The high kinetic barrier to amide bond formation has historically placed narrow constraints on its utility in reversible chemistry applications. Slow kinetics has limited the use of amides for the generation of diverse combinatorial libraries and selection of target molecules. Current strategies for peptide-based dynamic chemistries require the use of nonpolar co-solvents or catalysts or the incorporation of functional groups that facilitate dynamic chemistry between peptides. In light of these limitations, we explored the use of depsipeptides: biorelevant copolymers of amino and hydroxy acids that would circumvent the challenges associated with dynamic peptide chemistry. Here, we describe a model system of N-(α-hydroxyacyl)-amino acid building blocks that reversibly polymerize to form depsipeptides when subjected to two-step evaporation-rehydration cycling under moderate conditions. The hydroxyl groups of these units allow for dynamic ester chemistry between short peptide segments through unmodified carboxyl termini. Selective recycling of building blocks is achieved by exploiting the differential hydrolytic lifetimes of depsipeptide amide and ester bonds, which we show are controllable by adjusting the solution pH, temperature, and time as well as the building blocks' side chains. We demonstrate that the polymerization and breakdown of the depsipeptides are facilitated by cyclic morpholinedione intermediates, and further show how structural properties dictate half-lives and product oligomer distributions using multifunctional building blocks. These results establish a cyclic mode of ester-based reversible depsipeptide formation that temporally separates the polymerization and depolymerization steps for the building blocks and may have implications for prebiotic polymer chemical evolution.

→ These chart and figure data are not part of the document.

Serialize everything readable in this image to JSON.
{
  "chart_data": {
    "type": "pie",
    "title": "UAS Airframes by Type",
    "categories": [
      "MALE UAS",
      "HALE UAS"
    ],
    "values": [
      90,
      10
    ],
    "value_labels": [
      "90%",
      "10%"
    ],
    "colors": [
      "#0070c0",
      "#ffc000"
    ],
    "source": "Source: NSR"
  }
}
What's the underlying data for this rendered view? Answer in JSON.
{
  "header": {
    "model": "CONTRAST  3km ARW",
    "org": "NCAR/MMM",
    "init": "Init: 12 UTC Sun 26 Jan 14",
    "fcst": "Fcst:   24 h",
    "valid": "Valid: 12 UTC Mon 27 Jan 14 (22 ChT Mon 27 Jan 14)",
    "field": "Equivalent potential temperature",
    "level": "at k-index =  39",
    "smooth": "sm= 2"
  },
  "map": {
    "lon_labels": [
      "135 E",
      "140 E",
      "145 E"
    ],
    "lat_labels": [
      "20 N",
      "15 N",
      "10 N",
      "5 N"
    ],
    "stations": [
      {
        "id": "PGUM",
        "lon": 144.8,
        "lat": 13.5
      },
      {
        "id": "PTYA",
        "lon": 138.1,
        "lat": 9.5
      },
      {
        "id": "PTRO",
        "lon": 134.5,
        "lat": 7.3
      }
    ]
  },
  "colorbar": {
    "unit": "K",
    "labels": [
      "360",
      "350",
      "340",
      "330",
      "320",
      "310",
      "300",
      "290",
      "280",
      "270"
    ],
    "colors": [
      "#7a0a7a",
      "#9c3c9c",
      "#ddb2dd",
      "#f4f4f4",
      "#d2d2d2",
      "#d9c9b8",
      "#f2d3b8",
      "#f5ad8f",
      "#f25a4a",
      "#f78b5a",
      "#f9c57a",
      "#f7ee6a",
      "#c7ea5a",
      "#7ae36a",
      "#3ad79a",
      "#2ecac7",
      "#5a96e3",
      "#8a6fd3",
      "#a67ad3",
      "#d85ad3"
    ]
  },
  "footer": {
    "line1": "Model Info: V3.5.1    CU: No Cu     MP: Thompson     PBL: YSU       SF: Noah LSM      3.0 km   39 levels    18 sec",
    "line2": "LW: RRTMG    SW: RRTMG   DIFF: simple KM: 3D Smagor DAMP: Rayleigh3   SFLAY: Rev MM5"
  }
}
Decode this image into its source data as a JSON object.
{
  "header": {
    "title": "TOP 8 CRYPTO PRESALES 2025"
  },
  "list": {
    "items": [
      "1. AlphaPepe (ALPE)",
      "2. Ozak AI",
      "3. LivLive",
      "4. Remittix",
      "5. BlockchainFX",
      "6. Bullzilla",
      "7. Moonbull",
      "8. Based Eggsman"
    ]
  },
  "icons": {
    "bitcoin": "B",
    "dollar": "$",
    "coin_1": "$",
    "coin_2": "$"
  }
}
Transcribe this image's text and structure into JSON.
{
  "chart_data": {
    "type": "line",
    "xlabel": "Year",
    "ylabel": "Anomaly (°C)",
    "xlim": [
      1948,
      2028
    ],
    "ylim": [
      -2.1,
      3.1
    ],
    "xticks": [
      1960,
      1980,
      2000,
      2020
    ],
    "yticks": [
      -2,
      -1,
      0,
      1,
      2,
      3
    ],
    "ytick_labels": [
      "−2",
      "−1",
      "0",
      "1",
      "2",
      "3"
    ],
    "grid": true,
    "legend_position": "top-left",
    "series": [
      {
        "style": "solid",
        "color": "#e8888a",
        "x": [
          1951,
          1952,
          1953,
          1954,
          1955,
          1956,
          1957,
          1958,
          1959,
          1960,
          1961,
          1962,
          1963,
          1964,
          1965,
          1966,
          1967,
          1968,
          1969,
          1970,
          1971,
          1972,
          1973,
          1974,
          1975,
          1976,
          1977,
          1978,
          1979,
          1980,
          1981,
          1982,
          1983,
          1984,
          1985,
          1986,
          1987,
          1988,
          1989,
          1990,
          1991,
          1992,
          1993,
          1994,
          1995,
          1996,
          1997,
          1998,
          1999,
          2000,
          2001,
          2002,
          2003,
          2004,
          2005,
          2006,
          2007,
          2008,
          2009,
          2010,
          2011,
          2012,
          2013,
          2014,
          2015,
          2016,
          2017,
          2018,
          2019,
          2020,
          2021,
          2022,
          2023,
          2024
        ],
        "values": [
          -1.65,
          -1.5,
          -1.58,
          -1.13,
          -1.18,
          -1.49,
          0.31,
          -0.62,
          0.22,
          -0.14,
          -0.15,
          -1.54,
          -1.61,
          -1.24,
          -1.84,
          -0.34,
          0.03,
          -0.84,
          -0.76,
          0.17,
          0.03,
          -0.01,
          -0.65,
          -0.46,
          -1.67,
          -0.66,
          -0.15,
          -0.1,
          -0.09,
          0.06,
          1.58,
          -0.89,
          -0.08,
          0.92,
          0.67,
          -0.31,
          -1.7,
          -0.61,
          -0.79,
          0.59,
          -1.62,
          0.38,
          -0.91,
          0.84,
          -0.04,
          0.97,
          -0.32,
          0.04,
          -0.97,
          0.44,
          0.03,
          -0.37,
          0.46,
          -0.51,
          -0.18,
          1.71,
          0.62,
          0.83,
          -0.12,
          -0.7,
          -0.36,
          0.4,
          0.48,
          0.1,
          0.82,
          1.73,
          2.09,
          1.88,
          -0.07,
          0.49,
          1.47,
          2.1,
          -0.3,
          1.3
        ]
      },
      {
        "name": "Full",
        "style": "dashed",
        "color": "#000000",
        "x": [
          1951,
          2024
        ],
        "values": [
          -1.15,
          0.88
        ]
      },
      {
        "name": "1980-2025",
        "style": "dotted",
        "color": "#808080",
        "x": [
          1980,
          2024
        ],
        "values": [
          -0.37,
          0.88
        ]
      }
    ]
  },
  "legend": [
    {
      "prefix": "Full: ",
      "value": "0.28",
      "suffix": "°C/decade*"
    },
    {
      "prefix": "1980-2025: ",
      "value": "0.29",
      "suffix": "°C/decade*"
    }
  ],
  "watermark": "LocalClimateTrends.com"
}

Transition metals enhance prebiotic depsipeptide oligomerization reactions involving histidine.

Biochemistry exhibits an intense dependence on metals. Here we show that during dry-down reactions, zinc and a few other transition metals increase the yield of long histidine-containing depsipeptides, which contain both ester and amide linkages. Our results suggest that interactions of proto-peptides with metal ions influenced early chemical evolution.

Mutually stabilizing interactions between proto-peptides and RNA.

The close synergy between peptides and nucleic acids in current biology is suggestive of a functional co-evolution between the two polymers. Here we show that cationic proto-peptides (depsipeptides and polyesters), either produced as mixtures from plausibly prebiotic dry-down reactions or synthetically prepared in pure form, can engage in direct interactions with RNA resulting in mutual stabilization. Cationic proto-peptides significantly increase the thermal stability of folded RNA structures. In turn, RNA increases the lifetime of a depsipeptide by >30-fold. Proto-peptides containing the proteinaceous amino acids Lys, Arg, or His adjacent to backbone ester bonds generally promote RNA duplex thermal stability to a greater magnitude than do analogous sequences containing non-proteinaceous residues. Our findings support a model in which tightly-intertwined biological dependencies of RNA and protein reflect a long co-evolutionary history that began with rudimentary, mutually-stabilizing interactions at early stages of polypeptide and nucleic acid co-existence.